Voor canvas-apps kunt u sleutel-waardeparen doorgeven met behulp van het veld Parameters als JSON. Als u bijvoorbeeld de CaseID wilt doorgeven, voert u het volgende in als Parameters: { "CaseID": 42 }. U kunt ook dynamische waarden uit eerdere stappen gebruiken, zoals hieronder wordt weergegeven.

Voorbeeldparameters.

Parameters lezen

Gebruik Param("ParameterName") om de doorgegeven parameters te lezen. Om bijvoorbeeld de waarde van CaseID te lezen, gebruikt u Param("CaseID"). Om deze parameter snel te identificeren, voegt u een Label -besturingselement toe aan uw app. Stel de eigenschap Text van dat besturingselement in op Param("CaseID"). Als de gebruiker de app opent vanuit de lijst Alle apps , is de waarde leeg. Als de gebruiker de app vanaf een andere locatie op het apparaat opent, wordt de waarde ingevuld met de waarde CaseID .

De startpagina instellen

U kunt uw app zo instellen dat bijvoorbeeld de pagina Casedetails wordt geopend zodra de app wordt geopend:

  1. Voeg een Timer besturingselement toe en stel de eigenschap OnTimerEnd ervan in op deze formule:

    Navigate(EditCase, ScreenTransition.None)
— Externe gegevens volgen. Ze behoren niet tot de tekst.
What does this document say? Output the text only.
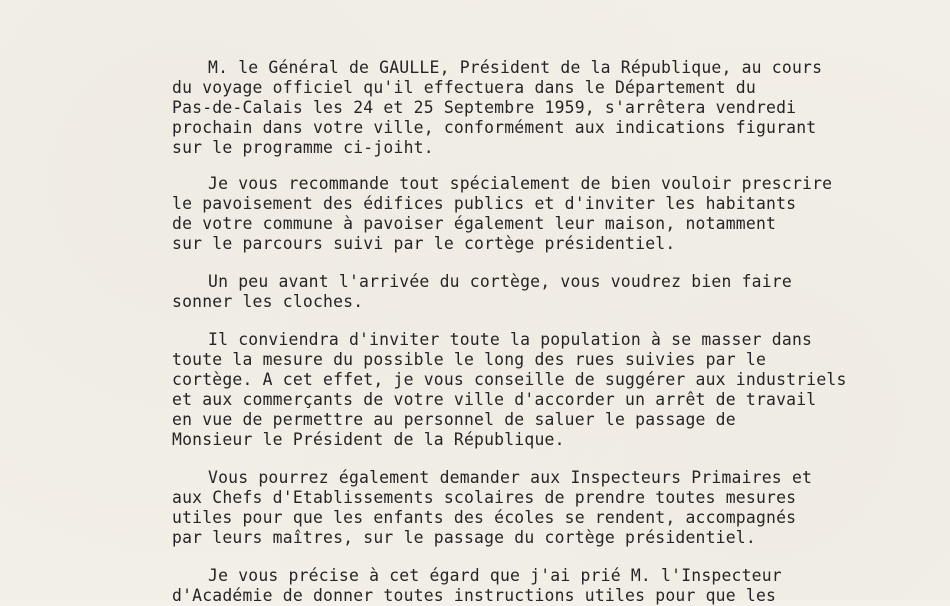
M. le Général de GAULLE, Président de la République, au cours

du voyage officiel qu'il effectuera dans le Département du

Pas-de-Calais les 24 et 25 Septembre 1959, s'arrêtera vendredi

prochain dans votre ville, conformément aux indications figurant

sur le programme ci-joiht.

Je vous recommande tout spécialement de bien vouloir prescrire

le pavoisement des édifices publics et d'inviter les habitants

de votre commune à pavoiser également leur maison, notamment

sur le parcours suivi par le cortège présidentiel.

Un peu avant l'arrivée du cortège, vous voudrez bien faire

sonner les cloches.

Il conviendra d'inviter toute la population à se masser dans

toute la mesure du possible le long des rues suivies par le

cortège. A cet effet, je vous conseille de suggérer aux industriels

et aux commerçants de votre ville d'accorder un arrêt de travail

en vue de permettre au personnel de saluer le passage de

Monsieur le Président de la République.

Vous pourrez également demander aux Inspecteurs Primaires et

aux Chefs d'Etablissements scolaires de prendre toutes mesures

utiles pour que les enfants des écoles se rendent, accompagnés

par leurs maîtres, sur le passage du cortège présidentiel.

Je vous précise à cet égard que j'ai prié M. l'Inspecteur

d'Académie de donner toutes instructions utiles pour que les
  2. (optioneel) Verberg het besturingselement Timer door de eigenschap Visible in te stellen op false.

  3. Stel de eigenschap OnVisible van het scherm in op Timer.Start().

Fooi

Het is een goed idee om een unieke eerste pagina in de app te maken voor de melding:

  1. Maak een lege pagina die uw app nog niet opent, voeg een Tekstinvoer besturingselement toe en stel de timer.Duration waarde ervan in.
  2. Wanneer u de app maakt, moet u de timer instellen op een andere waarde dan nul. Wanneer u klaar bent om de app te publiceren, stelt u de waarde in op 0 om de timer onmiddellijk te triggeren.

Overwegingen

  • U kunt een pushmelding verzenden van een app naar een andere app of binnen dezelfde app. Zie Meldingen verzenden vanuit een app voor meer informatie.
  • Meldingen tonen het algemene Power Apps-pictogram in plaats van het pictogram van een specifieke app.
  • Meldingen worden niet ondersteund in China op Android-apparaten.
  • Optimalisatie-instellingen voor de batterij op een Android-apparaat kunnen de ontvangst van meldingen voor Power Apps Mobile verstoren. Als u meldingen voor Power Apps Mobile wilt ontvangen, schakelt u batterijoptimalisatie voor de app uit.
  • De voorbeeld-pushmeldingen die in dit onderwerp worden genoemd, worden alleen ondersteund op Power Apps Mobile. Andere mobiele apps, zoals de mobiele app Dynamics 365 Sales of Dynamics 365 voor telefoons en tablets, ondersteunen dit soort meldingen niet. ... ...

Voor referentie-informatie, zie Power Apps Notificatiereferentie.